The Clownfish of Seminary

by Elle Boersma, ’13

Having studied Kinesiology in undergrad, I wanted to approach this article in a way that made sense to me. I love analogies and anatomy, so naturally my first thought was an anatomy analogy, but while reflecting on my first year of seminary and on my past experiences before walking through the front doors of this building I now call home, this did not seem like the best approach. I have learned there is no single form that an M.A. student takes on; there is no set structure or mould that we all can fit into. There are many different degree programs within the M.A. stream and while my heart lies in music and how that fits into our worship, others may be more drawn to youth ministry, education, or pastoral care. We all come from different places, and we all have different pasts, which means we all bring exciting and varied perspectives to the table. That being said, I cannot escape the compulsion to include a scientific analogy of sorts—it’s in my blood.

Consider the clownfish, that little orange and white fish from Finding Nemo. The clownfish lives in what is called a symbiotic relationship with the sea anemone. This particular relationship is known as mutualism because both the clownfish and the sea anemone benefit from what the other brings. The anemone’s stinging tentacles provide protection from predators for the clownfish, and the clownfish defend the anemone against the butterflyfish who prey on anemones. The little clownfish hides inside the anemone and may not be the first thing you see while snorkeling the waters of the Great Barrier Reef, but they are there, and they are doing an important job.

Such is the life of the M.A. student. Sometimes it may feel like you’re living in the shadows of all the M.Div. students at Calvin Theological Seminary. Let’s face it, they are the dominant group and the first thing people think of when they think of seminary. Our job as M.A. students is to show this other species of student that they need us just as much as we need them. Make friends with M.Div. students and with those in other programs as well. These are the pastors and church leaders of tomorrow. Most M.A. students are looking to fill church staff positions when they are finished their studies, and church staff need to report to a pastor. These are the types of people you will be working with, so it’s best to get used to them and learn to get along with them. Be the clownfish to their anemone. Make them see that you are indispensable in their ministry and that they need to hire you just as much as you need to be hired.
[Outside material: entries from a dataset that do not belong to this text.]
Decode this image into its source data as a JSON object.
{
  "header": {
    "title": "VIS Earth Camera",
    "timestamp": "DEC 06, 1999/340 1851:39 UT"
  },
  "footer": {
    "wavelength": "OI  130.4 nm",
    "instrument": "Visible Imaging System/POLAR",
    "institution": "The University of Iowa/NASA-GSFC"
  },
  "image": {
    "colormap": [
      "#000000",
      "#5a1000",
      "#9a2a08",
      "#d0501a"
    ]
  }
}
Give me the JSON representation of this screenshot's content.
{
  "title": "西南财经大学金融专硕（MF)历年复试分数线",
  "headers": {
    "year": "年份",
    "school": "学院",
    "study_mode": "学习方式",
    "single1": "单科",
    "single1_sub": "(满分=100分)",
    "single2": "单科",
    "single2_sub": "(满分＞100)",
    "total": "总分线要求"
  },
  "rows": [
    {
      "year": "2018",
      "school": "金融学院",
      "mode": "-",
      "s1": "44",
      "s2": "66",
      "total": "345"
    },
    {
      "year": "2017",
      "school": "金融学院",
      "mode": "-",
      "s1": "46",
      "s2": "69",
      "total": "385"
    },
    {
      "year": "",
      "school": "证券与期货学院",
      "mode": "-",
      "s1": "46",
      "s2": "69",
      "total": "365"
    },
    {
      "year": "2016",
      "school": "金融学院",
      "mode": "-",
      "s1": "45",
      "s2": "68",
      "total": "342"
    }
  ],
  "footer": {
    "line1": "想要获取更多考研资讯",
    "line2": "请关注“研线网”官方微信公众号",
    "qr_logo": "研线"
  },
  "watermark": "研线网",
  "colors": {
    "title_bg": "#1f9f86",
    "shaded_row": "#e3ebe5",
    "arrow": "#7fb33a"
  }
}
It is best to get used to meeting a lot of the M.Div. students. Many of the students you had Gateway with will not necessarily be your classmates most of the time. The M.A. program is designed to be two years long, whereas M.Div. students are around for three or more years. This means some core classes M.A. students take will be with first-year M.Div., others with second- and third-years. This could be a barrier to you, but it can also be an opportunity to get to know more people, and to network with more future pastors. Again, think symbiotically and think mutual benefit. We need each other.

Welcome to Calvin Seminary all you first-year M.A. students, and continue strong to my fellow classmates with a year (or more) under their belts already. Make the most of the time you have and remember that even through our struggles of finding identity in a school of pastors, you are important, you matter, and you are indispensable in the church’s future.